Location
- 89 Browns Road, Manurewa, Auckland 2102
- Coordinates: 37°00′45″S 174°52′49″E﻿ / ﻿37.01243°S 174.880252°E

Information
- Type: State Co-Ed Contributing (Year 1-6)
- Ministry of Education Institution no.: 1317
- Principal: Christina Patea
- Enrollment: 408 (October 2025)
- Website: www.homai.school.nz

= Homai School =

School in Manurewa, New Zealand

Homai School is a Primary School (years 1–6) in Homai, a suburb of the Manurewa area in South Auckland, New Zealand.

==History==

During the large population growth in Manurewa in the 1950s, Manurewa Central School struggled to provide places for all of the students who needed places. Because of this, a number of new schools were established in the area. Homai School was the third, after St Anne's Catholic School.
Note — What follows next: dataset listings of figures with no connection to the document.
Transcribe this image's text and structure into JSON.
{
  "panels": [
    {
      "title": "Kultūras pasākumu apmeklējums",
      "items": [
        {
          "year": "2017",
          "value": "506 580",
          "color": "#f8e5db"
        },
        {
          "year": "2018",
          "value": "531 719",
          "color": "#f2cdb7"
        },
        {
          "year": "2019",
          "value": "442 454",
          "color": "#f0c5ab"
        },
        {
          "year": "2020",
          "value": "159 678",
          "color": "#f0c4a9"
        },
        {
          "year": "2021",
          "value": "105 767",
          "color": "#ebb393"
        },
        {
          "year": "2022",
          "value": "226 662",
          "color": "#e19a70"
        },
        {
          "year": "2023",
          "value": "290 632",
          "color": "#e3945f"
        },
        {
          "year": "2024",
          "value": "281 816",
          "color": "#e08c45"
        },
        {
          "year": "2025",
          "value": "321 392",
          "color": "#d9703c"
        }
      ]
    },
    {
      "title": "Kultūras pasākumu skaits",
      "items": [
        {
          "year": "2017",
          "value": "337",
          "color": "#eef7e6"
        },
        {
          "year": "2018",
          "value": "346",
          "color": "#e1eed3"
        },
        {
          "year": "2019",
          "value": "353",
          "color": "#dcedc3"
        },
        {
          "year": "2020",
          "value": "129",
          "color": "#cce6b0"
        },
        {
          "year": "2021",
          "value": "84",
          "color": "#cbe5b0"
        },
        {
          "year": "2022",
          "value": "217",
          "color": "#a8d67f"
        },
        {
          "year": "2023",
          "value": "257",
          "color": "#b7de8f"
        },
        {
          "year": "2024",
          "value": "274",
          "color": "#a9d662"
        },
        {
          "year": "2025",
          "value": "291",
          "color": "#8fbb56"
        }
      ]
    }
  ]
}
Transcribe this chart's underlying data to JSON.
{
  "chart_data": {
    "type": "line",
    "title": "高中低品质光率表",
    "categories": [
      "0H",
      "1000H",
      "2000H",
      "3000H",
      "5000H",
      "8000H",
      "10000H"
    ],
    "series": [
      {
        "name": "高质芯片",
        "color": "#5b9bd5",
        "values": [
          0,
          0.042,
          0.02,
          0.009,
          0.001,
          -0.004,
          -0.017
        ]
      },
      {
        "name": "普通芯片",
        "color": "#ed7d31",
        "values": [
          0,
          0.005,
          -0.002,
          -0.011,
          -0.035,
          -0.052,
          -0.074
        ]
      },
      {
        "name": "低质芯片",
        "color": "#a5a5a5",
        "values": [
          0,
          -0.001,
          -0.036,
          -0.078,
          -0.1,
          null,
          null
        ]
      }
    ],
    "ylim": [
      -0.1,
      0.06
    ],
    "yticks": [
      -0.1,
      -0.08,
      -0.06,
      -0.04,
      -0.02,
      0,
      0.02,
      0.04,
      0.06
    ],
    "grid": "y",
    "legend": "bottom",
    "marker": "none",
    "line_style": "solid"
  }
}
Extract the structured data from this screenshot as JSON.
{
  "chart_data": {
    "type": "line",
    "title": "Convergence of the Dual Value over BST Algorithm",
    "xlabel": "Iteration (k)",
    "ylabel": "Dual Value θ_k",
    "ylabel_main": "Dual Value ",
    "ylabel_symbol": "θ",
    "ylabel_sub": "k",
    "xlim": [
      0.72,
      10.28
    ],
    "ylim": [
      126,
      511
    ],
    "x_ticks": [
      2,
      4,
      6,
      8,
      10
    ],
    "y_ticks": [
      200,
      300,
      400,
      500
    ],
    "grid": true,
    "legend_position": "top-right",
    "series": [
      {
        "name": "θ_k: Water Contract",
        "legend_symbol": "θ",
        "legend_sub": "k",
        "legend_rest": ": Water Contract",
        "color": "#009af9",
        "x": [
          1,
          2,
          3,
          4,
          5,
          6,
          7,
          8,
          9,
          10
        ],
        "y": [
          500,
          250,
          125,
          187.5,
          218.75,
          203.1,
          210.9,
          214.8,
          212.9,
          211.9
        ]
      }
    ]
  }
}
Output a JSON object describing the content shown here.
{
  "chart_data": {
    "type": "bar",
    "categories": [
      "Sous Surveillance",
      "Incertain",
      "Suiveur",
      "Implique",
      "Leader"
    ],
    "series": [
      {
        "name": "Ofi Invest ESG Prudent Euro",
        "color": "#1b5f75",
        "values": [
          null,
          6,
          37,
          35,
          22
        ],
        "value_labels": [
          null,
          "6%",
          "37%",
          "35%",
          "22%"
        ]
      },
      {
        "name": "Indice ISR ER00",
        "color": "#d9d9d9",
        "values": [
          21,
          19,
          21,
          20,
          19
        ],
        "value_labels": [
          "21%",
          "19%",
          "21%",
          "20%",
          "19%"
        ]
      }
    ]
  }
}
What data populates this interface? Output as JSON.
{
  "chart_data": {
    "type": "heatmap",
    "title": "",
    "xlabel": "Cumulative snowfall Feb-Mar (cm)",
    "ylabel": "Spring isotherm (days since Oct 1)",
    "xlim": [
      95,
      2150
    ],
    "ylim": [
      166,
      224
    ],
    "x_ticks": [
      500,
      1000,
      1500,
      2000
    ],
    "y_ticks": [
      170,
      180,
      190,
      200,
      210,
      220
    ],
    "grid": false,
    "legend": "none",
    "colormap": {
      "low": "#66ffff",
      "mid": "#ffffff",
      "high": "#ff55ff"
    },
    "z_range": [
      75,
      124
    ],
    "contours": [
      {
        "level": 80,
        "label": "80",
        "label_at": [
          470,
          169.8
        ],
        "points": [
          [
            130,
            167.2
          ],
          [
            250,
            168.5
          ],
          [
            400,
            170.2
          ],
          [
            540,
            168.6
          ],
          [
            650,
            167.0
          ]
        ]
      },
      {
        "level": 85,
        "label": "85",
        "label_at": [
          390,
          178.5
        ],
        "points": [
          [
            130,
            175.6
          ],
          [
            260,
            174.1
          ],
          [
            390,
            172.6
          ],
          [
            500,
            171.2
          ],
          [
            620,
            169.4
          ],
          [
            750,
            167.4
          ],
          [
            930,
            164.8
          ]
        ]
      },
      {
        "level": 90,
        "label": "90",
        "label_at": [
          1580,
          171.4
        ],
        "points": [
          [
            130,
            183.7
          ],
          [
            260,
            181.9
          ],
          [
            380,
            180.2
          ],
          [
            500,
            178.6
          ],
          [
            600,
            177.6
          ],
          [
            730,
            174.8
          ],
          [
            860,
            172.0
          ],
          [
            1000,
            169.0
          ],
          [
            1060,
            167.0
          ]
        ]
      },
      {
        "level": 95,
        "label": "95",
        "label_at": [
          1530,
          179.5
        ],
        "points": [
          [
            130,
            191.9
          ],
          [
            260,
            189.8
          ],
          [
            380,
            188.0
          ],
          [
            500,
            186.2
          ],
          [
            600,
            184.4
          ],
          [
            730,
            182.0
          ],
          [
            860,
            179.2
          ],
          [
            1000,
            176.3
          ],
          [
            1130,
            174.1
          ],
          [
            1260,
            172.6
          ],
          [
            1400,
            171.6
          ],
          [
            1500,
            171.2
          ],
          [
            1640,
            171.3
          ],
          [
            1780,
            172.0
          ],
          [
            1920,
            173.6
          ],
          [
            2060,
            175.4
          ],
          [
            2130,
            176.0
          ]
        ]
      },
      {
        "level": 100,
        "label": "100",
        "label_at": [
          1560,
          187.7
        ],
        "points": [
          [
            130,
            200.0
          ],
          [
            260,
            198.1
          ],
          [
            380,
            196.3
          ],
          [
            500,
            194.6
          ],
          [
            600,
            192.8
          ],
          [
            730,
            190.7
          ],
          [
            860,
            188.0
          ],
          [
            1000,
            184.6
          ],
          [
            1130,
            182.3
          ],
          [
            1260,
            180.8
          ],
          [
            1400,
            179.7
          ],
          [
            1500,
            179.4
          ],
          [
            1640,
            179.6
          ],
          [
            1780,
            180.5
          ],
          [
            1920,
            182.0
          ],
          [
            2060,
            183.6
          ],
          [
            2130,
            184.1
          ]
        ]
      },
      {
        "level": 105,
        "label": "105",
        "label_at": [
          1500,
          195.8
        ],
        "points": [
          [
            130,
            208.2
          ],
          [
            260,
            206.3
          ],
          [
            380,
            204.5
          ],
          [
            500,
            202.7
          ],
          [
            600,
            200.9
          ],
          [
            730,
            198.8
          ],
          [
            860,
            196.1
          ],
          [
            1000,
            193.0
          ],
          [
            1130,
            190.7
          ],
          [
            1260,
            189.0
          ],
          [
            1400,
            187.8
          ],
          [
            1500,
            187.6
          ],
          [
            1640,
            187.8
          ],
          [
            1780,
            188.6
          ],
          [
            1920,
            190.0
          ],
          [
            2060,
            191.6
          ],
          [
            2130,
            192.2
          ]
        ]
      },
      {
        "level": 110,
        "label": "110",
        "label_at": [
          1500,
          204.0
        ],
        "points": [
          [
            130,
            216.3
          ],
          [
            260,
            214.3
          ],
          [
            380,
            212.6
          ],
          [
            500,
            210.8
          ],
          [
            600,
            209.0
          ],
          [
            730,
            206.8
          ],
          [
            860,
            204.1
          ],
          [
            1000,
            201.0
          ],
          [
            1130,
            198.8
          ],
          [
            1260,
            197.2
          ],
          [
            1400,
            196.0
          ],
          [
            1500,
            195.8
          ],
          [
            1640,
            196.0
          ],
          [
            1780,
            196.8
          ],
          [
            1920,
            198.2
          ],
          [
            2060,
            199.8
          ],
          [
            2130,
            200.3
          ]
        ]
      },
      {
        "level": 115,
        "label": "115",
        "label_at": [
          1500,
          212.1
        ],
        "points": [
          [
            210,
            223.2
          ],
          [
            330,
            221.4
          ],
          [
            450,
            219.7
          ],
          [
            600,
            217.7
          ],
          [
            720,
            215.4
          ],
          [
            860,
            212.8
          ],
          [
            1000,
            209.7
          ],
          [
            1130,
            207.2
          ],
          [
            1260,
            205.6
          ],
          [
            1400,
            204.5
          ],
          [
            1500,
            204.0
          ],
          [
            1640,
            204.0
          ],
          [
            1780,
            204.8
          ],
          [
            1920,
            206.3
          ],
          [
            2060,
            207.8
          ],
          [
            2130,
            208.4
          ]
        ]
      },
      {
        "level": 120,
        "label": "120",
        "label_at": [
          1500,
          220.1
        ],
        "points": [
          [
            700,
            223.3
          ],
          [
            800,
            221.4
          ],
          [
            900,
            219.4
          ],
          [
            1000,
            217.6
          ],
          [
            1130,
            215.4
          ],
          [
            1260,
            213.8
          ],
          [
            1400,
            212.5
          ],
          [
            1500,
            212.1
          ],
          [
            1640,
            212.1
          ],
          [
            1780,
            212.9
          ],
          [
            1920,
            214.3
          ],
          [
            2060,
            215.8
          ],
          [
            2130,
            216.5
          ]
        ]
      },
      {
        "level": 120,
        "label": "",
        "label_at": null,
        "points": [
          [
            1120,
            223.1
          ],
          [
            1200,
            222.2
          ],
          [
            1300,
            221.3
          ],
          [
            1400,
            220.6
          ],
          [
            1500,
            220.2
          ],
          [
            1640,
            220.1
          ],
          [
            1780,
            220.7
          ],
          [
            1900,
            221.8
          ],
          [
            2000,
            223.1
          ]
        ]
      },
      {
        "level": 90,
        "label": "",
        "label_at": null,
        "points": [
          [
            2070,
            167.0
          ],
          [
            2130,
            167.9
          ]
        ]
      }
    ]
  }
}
Plans for the development of the school began in 1951. The Education Board chose a site on Browns Road, formerly the farm of H. T. and J. J. Smyth was chosen as a suitable place for a primary school. The school opened with six classrooms in April 1955, originally with the name Manurewa North School.

In 1960, Manurewa High School was built on land adjacent to Homai School. A row of trees was planted between the sites, to create a defined boundary between the two.

The school changed its name to Browns Road School, and later chose the name Homai School.